Next, to check whether the preceding results are sensitive to the window width before and after the policy period, we use the RDD method with local linear or quadratic polynomial time terms to estimate the “jump” in air pollution before and after the lockdown policies within a narrow window. Specifically, we regress $ln\left(\mathit{AQI}\right)$ as Model (2), which adds a linear or quadratic time trend before and after the issue of each city’s lockdown policies. To perfectly capture the “jump” of AQI, we only focus on observations 7 days around the issue of lockdown policies. Table 3 reports the regression results.

Table 3.

RDD estimation

	AQI
	(1)	(2)	(3)
Treat * Post	− 0.174***	− 0.112**	− 0.120**
	(0.031)	(0.057)	(0.057)
Wind speed	− 0.011	− 0.011	− 0.012
	(0.009)	(0.009)	(0.009)
Precipitation	− 0.013**	− 0.013**	− 0.013**
	(0.006)	(0.006)	(0.006)
Humidity	0.555***	0.539***	0.525***
	(0.141)	(0.142)	(0.143)
Temperature	0.048***	0.050***	0.050***
	(0.005)	(0.005)	(0.005)
Time trend	No	1st order	2nd order
Fixed effects	Yes	Yes	Yes
Constant	3.706***	3.678***	3.696***
	(0.116)	(0.118)	(0.120)
Observations	825	825	825
R2	0.590	0.591	0.591

This table reports the impact of the lockdown policy on air pollution within a small window of locked cities. Column (1) presents the result of Model (1) but focusing on observations within 7 days before and after the issues of intervention policies. Column (2) and (3) presents the results of RDD strategy by adding a linear or quadratic time trend separately. The dependent variable is $\mathit{AQI}$. The key independent variable is $Treat\ast Post$

Significance at 10%, 5%, and 1% levels was indicated by *, **, and ***, respectively

Column (1) (2) and (3) present the results with no, linear and quadratic time trend respectively. All coefficients of $Treat\ast Post$ are significantly negative, suggesting that air pollution did “jump” with the issuing of lockdown policies, which is consistent with Table 2.
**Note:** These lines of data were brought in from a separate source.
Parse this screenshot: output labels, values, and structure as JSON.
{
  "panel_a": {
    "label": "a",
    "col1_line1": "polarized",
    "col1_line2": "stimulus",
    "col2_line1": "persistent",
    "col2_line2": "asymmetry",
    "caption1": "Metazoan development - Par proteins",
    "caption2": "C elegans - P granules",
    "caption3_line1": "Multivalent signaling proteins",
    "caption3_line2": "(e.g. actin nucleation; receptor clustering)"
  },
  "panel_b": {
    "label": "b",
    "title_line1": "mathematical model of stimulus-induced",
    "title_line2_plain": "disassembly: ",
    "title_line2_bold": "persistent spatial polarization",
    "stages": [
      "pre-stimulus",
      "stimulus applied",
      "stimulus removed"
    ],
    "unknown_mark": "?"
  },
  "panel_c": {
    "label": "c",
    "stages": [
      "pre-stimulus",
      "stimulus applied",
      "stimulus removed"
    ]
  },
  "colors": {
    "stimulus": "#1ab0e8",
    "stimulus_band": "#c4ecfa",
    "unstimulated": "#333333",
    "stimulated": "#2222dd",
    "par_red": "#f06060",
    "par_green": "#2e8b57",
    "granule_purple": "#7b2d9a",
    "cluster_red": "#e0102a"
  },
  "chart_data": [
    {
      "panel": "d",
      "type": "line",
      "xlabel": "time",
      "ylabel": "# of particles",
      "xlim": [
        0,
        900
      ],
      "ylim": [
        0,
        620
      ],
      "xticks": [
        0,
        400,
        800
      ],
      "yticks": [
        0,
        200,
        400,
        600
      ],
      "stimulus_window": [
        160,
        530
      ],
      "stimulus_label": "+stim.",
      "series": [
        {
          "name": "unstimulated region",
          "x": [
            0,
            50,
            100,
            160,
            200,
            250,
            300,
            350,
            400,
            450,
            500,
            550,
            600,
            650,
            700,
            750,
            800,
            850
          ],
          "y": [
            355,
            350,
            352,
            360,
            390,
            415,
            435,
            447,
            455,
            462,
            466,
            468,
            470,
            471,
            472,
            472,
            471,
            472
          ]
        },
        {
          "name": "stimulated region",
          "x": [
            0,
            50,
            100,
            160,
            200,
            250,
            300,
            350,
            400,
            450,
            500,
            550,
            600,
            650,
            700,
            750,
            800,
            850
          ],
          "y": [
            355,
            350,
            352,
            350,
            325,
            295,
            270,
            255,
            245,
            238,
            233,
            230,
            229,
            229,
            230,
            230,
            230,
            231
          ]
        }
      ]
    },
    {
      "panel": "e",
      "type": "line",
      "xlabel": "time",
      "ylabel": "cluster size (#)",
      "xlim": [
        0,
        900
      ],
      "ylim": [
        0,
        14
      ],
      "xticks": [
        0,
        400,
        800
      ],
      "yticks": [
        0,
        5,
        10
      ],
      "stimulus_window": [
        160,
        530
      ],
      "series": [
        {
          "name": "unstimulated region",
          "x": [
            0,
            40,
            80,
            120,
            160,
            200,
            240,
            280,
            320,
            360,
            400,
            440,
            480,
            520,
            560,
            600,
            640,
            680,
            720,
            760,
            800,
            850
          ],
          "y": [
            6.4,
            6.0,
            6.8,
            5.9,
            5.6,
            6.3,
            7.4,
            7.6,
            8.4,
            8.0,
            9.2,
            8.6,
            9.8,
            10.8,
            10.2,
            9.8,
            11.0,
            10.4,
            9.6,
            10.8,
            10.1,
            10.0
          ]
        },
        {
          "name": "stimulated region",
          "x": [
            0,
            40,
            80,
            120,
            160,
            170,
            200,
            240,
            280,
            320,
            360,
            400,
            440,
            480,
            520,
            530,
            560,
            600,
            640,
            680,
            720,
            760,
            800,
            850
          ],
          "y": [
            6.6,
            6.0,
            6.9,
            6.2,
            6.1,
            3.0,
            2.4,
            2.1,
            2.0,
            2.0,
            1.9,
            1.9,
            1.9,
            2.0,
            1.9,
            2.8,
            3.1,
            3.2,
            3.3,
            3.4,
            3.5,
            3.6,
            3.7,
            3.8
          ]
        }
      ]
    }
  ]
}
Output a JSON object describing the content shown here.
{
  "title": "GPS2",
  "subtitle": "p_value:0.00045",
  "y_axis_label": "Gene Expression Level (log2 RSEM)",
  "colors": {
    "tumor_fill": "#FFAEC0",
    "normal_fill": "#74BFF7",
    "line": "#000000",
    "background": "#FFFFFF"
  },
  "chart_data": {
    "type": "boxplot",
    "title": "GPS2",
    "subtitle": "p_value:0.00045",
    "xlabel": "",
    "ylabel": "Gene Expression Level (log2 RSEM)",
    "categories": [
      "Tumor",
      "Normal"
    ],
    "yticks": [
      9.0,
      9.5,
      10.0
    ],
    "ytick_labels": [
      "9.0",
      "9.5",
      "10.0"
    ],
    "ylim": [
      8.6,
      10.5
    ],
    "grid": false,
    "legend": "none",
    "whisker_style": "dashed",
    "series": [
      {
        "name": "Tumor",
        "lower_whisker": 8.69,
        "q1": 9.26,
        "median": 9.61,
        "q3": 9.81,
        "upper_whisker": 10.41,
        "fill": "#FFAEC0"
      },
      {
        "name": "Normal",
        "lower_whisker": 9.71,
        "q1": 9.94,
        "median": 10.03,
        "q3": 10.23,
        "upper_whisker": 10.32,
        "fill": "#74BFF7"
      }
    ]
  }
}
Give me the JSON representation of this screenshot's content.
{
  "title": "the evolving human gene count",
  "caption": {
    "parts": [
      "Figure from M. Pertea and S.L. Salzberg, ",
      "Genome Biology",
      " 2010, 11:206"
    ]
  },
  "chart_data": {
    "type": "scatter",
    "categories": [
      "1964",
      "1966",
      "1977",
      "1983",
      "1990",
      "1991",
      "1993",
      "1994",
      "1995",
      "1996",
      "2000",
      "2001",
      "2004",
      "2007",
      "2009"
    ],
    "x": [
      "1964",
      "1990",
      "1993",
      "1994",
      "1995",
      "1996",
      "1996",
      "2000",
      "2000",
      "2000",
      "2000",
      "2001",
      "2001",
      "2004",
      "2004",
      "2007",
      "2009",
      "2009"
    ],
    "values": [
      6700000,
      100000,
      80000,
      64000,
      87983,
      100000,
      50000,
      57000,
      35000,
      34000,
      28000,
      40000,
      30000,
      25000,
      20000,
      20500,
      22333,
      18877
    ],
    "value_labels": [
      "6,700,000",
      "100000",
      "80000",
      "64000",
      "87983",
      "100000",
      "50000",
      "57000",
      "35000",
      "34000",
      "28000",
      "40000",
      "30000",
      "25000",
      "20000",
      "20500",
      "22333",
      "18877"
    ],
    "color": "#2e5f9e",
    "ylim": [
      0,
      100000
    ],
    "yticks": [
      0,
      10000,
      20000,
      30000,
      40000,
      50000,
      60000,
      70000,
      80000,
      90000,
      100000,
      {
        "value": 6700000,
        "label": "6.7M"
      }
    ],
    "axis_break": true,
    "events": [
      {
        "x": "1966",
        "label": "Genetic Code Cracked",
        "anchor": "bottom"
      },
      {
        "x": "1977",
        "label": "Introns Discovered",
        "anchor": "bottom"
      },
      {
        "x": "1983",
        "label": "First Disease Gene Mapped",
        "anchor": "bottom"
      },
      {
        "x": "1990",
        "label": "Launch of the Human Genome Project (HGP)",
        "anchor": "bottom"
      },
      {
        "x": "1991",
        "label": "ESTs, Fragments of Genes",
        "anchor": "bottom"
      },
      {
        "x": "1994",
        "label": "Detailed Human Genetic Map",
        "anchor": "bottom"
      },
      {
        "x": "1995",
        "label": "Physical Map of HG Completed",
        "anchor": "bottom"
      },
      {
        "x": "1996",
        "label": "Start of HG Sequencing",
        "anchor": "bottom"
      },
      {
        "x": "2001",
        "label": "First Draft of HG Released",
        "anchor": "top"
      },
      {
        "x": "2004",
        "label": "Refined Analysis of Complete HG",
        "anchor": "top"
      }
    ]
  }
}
Potential Mechanisms and Heterogenous Effects

Anticipatory Effects

Although the lockdown had a considerable impact on air pollution and significant effects on $\mathit{AQI}$ and $\mathit{IAQI}$, it may also have increased air pollution. Fang et al. (2020) show that a panic effect in reaction to the outbreak could significantly impact human behaviors. For example, before the government officially confirmed the lockdown, rumors that Wuhan would be locked down spread on the Internet. For example, the Baidu Search Index for “Wuhan lockdown” was 0 before January 20, increased to 15,649 and 21,905 in the next 2 days. Such information leakage has a significant impact on human behaviors and can cause major social chaos. It can also have had a significant effect on air pollution, such as increasing public and private transportation, or abnormal information seeking of people who anticipated the lockdown policy.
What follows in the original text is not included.